The Litten, or God’s Acre – and it averages out at around an acre for each of Britain’s 23,000 or so churchyards – is evidently not just a quiet place for the dearly departed, but a grassland habitat full of life. Yellow meadow ants build their nests among the gravestones, bees and butterflies appreciate the wildflowers as do moths like the beautiful five-spot burnet and birds sing from the yew and holly trees. They are here because the churchyard has a kind of permanence and has typically been managed with a light touch for hundreds of years since its foundation. Often the history of the plot is deeper; a few ancient graveyard yews even pre-date Christianity in Britain.
Our reverence for churchyards has helped in their conservation, but that’s not to say that they haven’t changed over the years or been subject to the same whims that have informed the spires, battlements, porches, architectural noodlings and decoration on the churches themselves.
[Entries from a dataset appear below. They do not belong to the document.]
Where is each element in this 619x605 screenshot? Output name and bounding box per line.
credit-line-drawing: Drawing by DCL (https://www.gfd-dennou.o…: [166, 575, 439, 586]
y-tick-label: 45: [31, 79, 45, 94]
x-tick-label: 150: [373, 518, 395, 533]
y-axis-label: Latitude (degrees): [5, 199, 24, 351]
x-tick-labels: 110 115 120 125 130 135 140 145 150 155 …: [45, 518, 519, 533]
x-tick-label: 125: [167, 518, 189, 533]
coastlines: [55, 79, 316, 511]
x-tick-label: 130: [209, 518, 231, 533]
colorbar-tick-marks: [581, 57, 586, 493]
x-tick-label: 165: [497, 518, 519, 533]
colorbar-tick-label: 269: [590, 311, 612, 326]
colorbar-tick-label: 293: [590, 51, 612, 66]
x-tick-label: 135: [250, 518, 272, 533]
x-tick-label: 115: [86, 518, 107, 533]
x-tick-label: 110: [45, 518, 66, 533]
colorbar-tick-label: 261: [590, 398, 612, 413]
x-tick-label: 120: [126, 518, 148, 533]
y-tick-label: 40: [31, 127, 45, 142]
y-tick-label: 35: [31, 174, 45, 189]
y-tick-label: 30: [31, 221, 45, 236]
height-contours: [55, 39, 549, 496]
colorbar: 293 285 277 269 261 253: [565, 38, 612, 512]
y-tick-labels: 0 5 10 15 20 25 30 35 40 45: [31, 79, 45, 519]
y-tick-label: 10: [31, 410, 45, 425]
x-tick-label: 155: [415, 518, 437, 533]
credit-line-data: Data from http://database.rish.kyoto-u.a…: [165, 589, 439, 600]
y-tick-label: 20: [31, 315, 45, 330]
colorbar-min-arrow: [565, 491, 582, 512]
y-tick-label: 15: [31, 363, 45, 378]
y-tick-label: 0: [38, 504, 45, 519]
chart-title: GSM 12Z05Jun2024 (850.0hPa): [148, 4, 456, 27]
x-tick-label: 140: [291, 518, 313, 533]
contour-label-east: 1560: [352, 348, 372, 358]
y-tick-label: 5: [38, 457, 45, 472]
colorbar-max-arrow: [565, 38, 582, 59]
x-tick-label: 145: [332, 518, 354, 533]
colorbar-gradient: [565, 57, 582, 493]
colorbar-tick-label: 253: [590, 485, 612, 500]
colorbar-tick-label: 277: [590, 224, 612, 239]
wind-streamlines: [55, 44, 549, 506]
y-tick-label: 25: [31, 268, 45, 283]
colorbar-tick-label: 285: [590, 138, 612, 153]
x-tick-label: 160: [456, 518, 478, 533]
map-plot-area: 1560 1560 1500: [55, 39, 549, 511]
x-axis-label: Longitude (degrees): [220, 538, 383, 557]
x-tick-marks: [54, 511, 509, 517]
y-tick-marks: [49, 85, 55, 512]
The foundation of a Christian place of worship in the first place was the most profound of these changes and may have taken place on already sacred ground – a round churchyard may indicate a pagan site, as would large sarsens in the stonework or menhirs close by.
Churchyards were often a lot less peaceful in the past; records exist of Saxon ‘moots’ or parliaments convened and markets held and – as seen in the south porch of St Leonard’s in Thorpe, Derbyshire – you might find 14th century notches in the stonework where archers sharpened their arrows for target practise after Sunday service. There might even have been the flurry of pagan Morris dancers, some wrestling or cockfighting going on and the ‘church ale’ a kind of early beer festival in aid of the parish vestry.
Where God’s Acre now appears larger than an acre, the original churchyard can sometimes be traced by a subtle rise in ground level or by searching for the oldest headstones – until the 1700s they were inscribed on their ‘backs’ – to determine the extent. The churchyard would normally, though not always, have less space on the north side, where the ne’er-do-wells and criminals were buried, forever resting in shadow, even on a bright June day.